Le gouvernement Harper s'est empressé hier de rejeter les accusations des trois partis de l'opposition selon lesquelles il s'apprêterait à abolir le comité de la Chambre des communes sur la mission des soldats canadiens en Afghanistan.

Le bureau du premier ministre a été contraint de faire cette mise au point après que le député du NPD Paul Dewar eut affirmé que les conservateurs pourraient être tentés de balayer ainsi sous le tapis la controverse entourant les mauvais traitements infligés par les autorités afghanes aux détenus talibans que leur remettaient les soldats canadiens.

 

Ce comité, qui a entendu en novembre le témoignage explosif de Richard Colvin, ce diplomate qui a passé 18 mois en Afghanistan et qui affirme avoir alerté à plusieurs reprises le gouvernement canadien des risques de torture, a cessé ses travaux officiels à la suite de la décision du premier ministre Stephen Harper de proroger le Parlement, le 30 décembre.

Sur le plan juridique, ce comité n'existe même plus. Pour qu'il puisse continuer ses travaux, il faudra que le gouvernement conservateur le recrée une fois que la Chambre des communes aura repris ses travaux le 3 mars, jour où un nouveau discours du Trône doit être présenté.

«Le gouvernement conservateur a prorogé le Parlement pour étouffer l'affaire des prisonniers afghans. Plus rien ne me surprend de sa part, et je ne serais pas surpris qu'il tente de tuer le comité sur l'Afghanistan», a dit M. Dewar au cours d'une conférence de presse hier matin.

Mais en après-midi, le bureau de M. Harper a fait savoir qu'il avait bel et bien l'intention de recréer ce comité.

«L'Afghanistan demeure une priorité politique et le comité sur l'Afghanistan sera recréé au début de la nouvelle session», a indiqué par courriel Andrew MacDougall, attaché de presse adjoint du premier ministre.

L'opposition dans le doute

Le Parti libéral et le Bloc québécois avaient dit partager les craintes du NPD au sujet de l'avenir du comité. Le chef libéral Michael Ignatieff a soutenu en point de presse que le gouvernement Harper n'avait pas fait preuve de la plus grande transparence jusqu'ici dans le dossier afghan et que les travaux du comité avaient permis d'entendre des témoins qui contredisaient la version des conservateurs sur le traitement des détenus.

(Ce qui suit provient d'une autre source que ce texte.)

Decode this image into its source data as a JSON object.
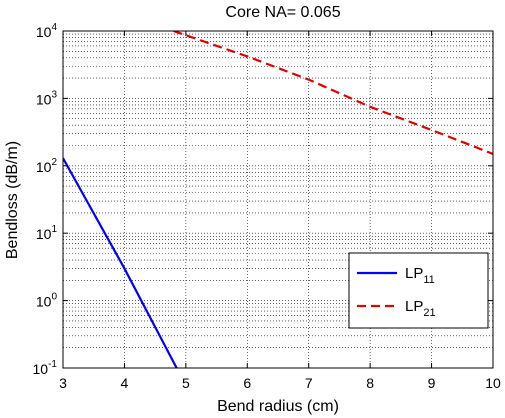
{
  "chart_data": {
    "type": "line",
    "title": "Core NA= 0.065",
    "xlabel": "Bend radius (cm)",
    "ylabel": "Bendloss (dB/m)",
    "xlim": [
      3,
      10
    ],
    "ylim": [
      0.1,
      10000
    ],
    "yscale": "log",
    "grid": "on (major and minor, dotted)",
    "legend_position": "bottom-right",
    "x_ticks": [
      3,
      4,
      5,
      6,
      7,
      8,
      9,
      10
    ],
    "y_ticks": [
      {
        "base": "10",
        "exp": "-1"
      },
      {
        "base": "10",
        "exp": "0"
      },
      {
        "base": "10",
        "exp": "1"
      },
      {
        "base": "10",
        "exp": "2"
      },
      {
        "base": "10",
        "exp": "3"
      },
      {
        "base": "10",
        "exp": "4"
      }
    ],
    "series": [
      {
        "name": "LP",
        "subscript": "11",
        "color": "#0000ff",
        "style": "solid",
        "x": [
          3.0,
          4.0,
          4.85
        ],
        "y": [
          130,
          3.0,
          0.1
        ]
      },
      {
        "name": "LP",
        "subscript": "21",
        "color": "#e00000",
        "style": "dashed",
        "x": [
          4.8,
          6.0,
          7.0,
          8.0,
          9.0,
          10.0
        ],
        "y": [
          10000,
          4200,
          1900,
          750,
          340,
          150
        ]
      }
    ]
  }
}
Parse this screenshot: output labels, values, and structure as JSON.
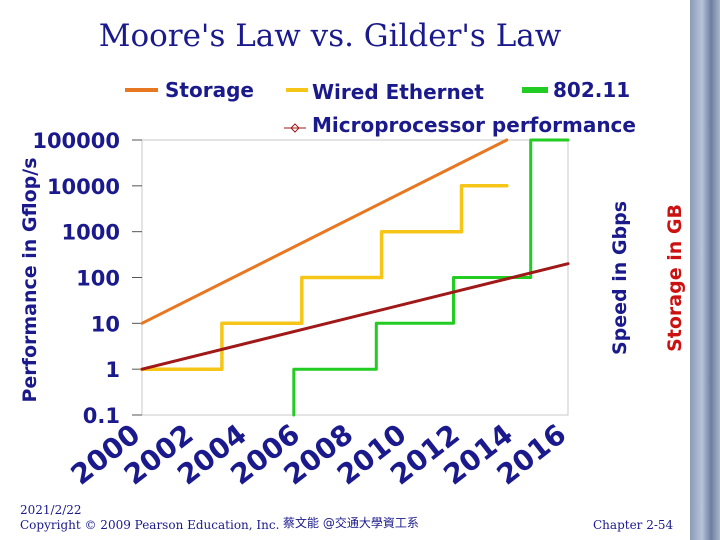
{
  "chart_data": {
    "type": "line",
    "title": "Moore's Law vs. Gilder's Law",
    "ylabel": "Performance in Gflop/s",
    "y2label_speed": "Speed in Gbps",
    "y2label_storage": "Storage in GB",
    "y_scale": "log",
    "ylim": [
      0.1,
      100000
    ],
    "y_ticks": [
      0.1,
      1,
      10,
      100,
      1000,
      10000,
      100000
    ],
    "y_tick_labels": [
      "0.1",
      "1",
      "10",
      "100",
      "1000",
      "10000",
      "100000"
    ],
    "xlim": [
      2000,
      2016
    ],
    "x_ticks": [
      2000,
      2002,
      2004,
      2006,
      2008,
      2010,
      2012,
      2014,
      2016
    ],
    "x_tick_labels": [
      "2000",
      "2002",
      "2004",
      "2006",
      "2008",
      "2010",
      "2012",
      "2014",
      "2016"
    ],
    "grid": false,
    "legend": {
      "storage": "Storage",
      "wired": "Wired Ethernet",
      "wifi": "802.11",
      "micro": "Microprocessor performance"
    },
    "series": [
      {
        "name": "Storage",
        "color": "#e87722",
        "style": "line",
        "x": [
          2000,
          2013.7
        ],
        "y": [
          10,
          100000
        ]
      },
      {
        "name": "Wired Ethernet",
        "color": "#f5c518",
        "style": "step",
        "x": [
          2000,
          2003,
          2003,
          2006,
          2006,
          2009,
          2009,
          2012,
          2012,
          2013.7
        ],
        "y": [
          1,
          1,
          10,
          10,
          100,
          100,
          1000,
          1000,
          10000,
          10000
        ]
      },
      {
        "name": "802.11",
        "color": "#22cc22",
        "style": "step",
        "x": [
          2005.7,
          2005.7,
          2008.8,
          2008.8,
          2011.7,
          2011.7,
          2014.6,
          2014.6,
          2016
        ],
        "y": [
          0.1,
          1,
          1,
          10,
          10,
          100,
          100,
          100000,
          100000
        ]
      },
      {
        "name": "Microprocessor performance",
        "color": "#a01818",
        "style": "line",
        "x": [
          2000,
          2016
        ],
        "y": [
          1,
          200
        ]
      }
    ]
  },
  "footer": {
    "date": "2021/2/22",
    "copyright": "Copyright © 2009 Pearson Education, Inc.",
    "author": "蔡文能 @交通大學資工系",
    "chapter": "Chapter 2-54"
  },
  "colors": {
    "text": "#1a1a8c",
    "storage_label": "#cc1111",
    "axis": "#c8c8c8"
  }
}
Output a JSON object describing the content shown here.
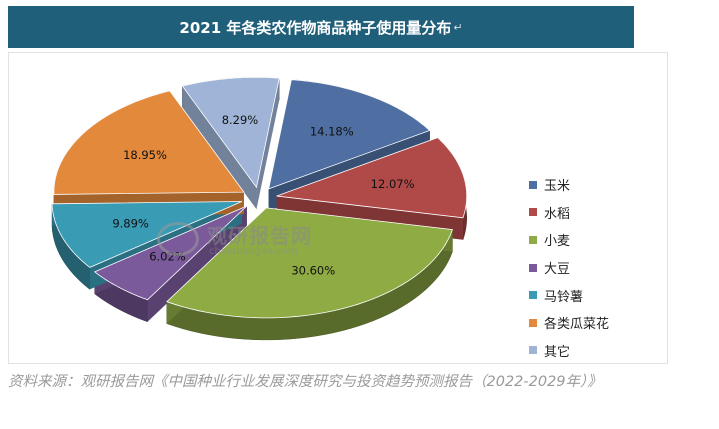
{
  "chart_data": {
    "type": "pie",
    "style": "3d-exploded",
    "title": "2021 年各类农作物商品种子使用量分布",
    "title_mark": "↵",
    "slices": [
      {
        "label": "玉米",
        "value": 14.18,
        "display": "14.18%",
        "color": "#4f6fa3"
      },
      {
        "label": "水稻",
        "value": 12.07,
        "display": "12.07%",
        "color": "#b04a48"
      },
      {
        "label": "小麦",
        "value": 30.6,
        "display": "30.60%",
        "color": "#8fac44"
      },
      {
        "label": "大豆",
        "value": 6.02,
        "display": "6.02%",
        "color": "#7b5a9c"
      },
      {
        "label": "马铃薯",
        "value": 9.89,
        "display": "9.89%",
        "color": "#3a9bb5"
      },
      {
        "label": "各类瓜菜花",
        "value": 18.95,
        "display": "18.95%",
        "color": "#e2893c"
      },
      {
        "label": "其它",
        "value": 8.29,
        "display": "8.29%",
        "color": "#9fb4d6"
      }
    ],
    "legend_position": "right"
  },
  "watermark": {
    "name": "观研报告网",
    "url": "chinabaogao.com"
  },
  "source": "资料来源：观研报告网《中国种业行业发展深度研究与投资趋势预测报告（2022-2029年）》"
}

Le député du Bloc québécois Claude Bachand a pour sa part affirmé que les trois partis de l'opposition pourraient jouer dur aux Communes si le gouvernement Harper tente de saboter les travaux du comité.

Il a fait valoir qu'ils pourraient notamment exiger la reconstitution rapide du comité en échange de leur appui pour que certains projets de loi soient débattus à la même étape qu'ils étaient avant la prorogation du Parlement, en décembre.

Également hier, le député néo-démocrate Paul Dewar a accusé le gouvernement conservateur de manquer de transparence dans le dossier afghan en refusant de dire combien de détenus ont été remis aux autorités locales par les soldats canadiens.

Il a affirmé que les principaux alliés du Canada, notamment la Grande-Bretagne et les États-Unis, ont dévoilé le nombre de prisonniers faits par leurs militaires respectifs, alors que le gouvernement canadien refuse de le faire au motif que cela pourrait porter atteinte à la sécurité nationale.

«Depuis maintenant quatre ans, le gouvernement Harper refuse de fournir des informations à propos du nombre de détenus qui sont gardés, transférés ou morts en détention. Pourtant, en décembre, nos alliés britanniques ont dévoilé ces informations aux mêmes questions posées par un député conservateur de Grande-Bretagne», a dit M. Dewar.